This post is the version of Yudkowsky's argument for inner misalignment that I wish I'd had in my head a few years ago. I don't claim that it's novel, that I endorse it, or even that Yudkowsky would endorse it; it's primarily an attempt to map his ideas into an ontology that makes sense to me (and hopefully others).
This post is formulated in terms of three premises, which I explore in turn. My arguments deliberately gloss over some nuances and possible objections; in a follow-up post, I'll explore three of them. In a third post I'll dig into the objection I find most compelling, and outline a research agenda that aims to flesh it out into a paradigm for thinking about cognition more generally, which I'm calling coalitional agency.
Background
An early thought experiment illustrating the possibility of misaligned AI is the "paperclip maximizer", an AI with the sole goal of creating as many paperclips as possible. This thought experiment has often been used to describe outer misalignment—e.g. a case where the AI was given the goal of making paperclips. However, Yudkowsky claims that his original version was intended to refer to an inner alignment failure in which an AI developed the goal of producing “tiny molecules shaped like paperclips” (with that specific shape being an arbitrary example unrelated to human paperclips).

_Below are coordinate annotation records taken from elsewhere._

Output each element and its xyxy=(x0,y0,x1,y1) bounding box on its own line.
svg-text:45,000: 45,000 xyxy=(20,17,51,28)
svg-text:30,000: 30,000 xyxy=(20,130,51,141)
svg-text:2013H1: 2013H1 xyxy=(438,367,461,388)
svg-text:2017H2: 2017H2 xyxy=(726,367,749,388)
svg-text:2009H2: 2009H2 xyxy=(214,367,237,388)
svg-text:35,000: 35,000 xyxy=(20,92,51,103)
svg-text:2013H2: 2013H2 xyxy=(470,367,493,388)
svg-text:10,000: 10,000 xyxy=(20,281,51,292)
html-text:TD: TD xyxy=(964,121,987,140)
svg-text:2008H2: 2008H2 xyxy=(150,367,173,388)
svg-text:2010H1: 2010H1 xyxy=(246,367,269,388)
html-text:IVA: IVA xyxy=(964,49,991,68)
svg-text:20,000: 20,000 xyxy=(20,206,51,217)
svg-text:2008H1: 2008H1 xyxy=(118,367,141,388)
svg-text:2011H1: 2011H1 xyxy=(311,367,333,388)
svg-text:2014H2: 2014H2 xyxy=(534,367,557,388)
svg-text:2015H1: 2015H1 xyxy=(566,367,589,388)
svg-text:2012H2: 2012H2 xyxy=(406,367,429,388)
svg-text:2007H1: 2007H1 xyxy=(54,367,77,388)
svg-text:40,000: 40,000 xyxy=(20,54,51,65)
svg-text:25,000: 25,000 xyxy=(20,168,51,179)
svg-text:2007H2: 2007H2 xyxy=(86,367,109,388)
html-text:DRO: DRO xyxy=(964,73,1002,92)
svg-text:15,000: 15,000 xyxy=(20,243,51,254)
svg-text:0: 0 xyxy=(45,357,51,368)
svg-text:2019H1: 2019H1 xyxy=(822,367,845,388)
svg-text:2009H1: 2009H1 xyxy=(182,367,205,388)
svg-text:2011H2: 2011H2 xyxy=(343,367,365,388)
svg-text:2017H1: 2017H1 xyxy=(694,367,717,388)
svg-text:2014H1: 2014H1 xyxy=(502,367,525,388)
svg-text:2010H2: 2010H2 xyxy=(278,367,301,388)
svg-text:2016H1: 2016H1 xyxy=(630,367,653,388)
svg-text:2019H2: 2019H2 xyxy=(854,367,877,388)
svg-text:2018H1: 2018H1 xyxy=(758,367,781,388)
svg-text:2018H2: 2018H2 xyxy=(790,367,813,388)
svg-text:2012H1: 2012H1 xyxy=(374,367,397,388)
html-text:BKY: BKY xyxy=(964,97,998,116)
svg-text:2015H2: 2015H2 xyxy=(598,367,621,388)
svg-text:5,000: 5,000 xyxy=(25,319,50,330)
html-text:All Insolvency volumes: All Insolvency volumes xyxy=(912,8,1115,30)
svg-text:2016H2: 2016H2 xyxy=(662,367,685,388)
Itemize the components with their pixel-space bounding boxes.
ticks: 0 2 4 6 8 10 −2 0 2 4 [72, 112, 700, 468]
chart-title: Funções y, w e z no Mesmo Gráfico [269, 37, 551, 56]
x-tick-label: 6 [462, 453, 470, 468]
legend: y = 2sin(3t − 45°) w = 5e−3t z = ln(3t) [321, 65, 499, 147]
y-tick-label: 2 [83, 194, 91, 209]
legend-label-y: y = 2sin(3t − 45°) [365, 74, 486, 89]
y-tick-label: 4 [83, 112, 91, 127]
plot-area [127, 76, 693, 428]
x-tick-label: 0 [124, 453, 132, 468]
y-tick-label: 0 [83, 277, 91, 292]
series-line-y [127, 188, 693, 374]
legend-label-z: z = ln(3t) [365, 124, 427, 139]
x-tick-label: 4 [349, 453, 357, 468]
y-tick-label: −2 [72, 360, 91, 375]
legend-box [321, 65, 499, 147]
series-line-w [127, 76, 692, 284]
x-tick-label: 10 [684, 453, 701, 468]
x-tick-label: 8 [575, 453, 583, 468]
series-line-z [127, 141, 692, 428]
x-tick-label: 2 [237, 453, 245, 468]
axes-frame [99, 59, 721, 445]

So instead of referring to paperclip maximizers, I'll follow Yudkowsky's more recent renaming and talk about "squiggle maximizers": AIs that attempt to fill the universe with some very low-level pattern that's meaningless to humans (e.g. "molecular squiggles" of a certain shape).
I'll argue for the plausibility of squiggle-maximizers via three claims:
- Increasing intelligence requires compressing representations; and
- The simplest goals are highly decomposable broadly-scoped utility functions; therefore
- Increasingly intelligent AIs will converge towards squiggle-maximization.
In this post I'll explore each of these in turn. I'll primarily aim to make the positive case in this post; if you have an objection that I don't mention here, I may discuss it in the next post.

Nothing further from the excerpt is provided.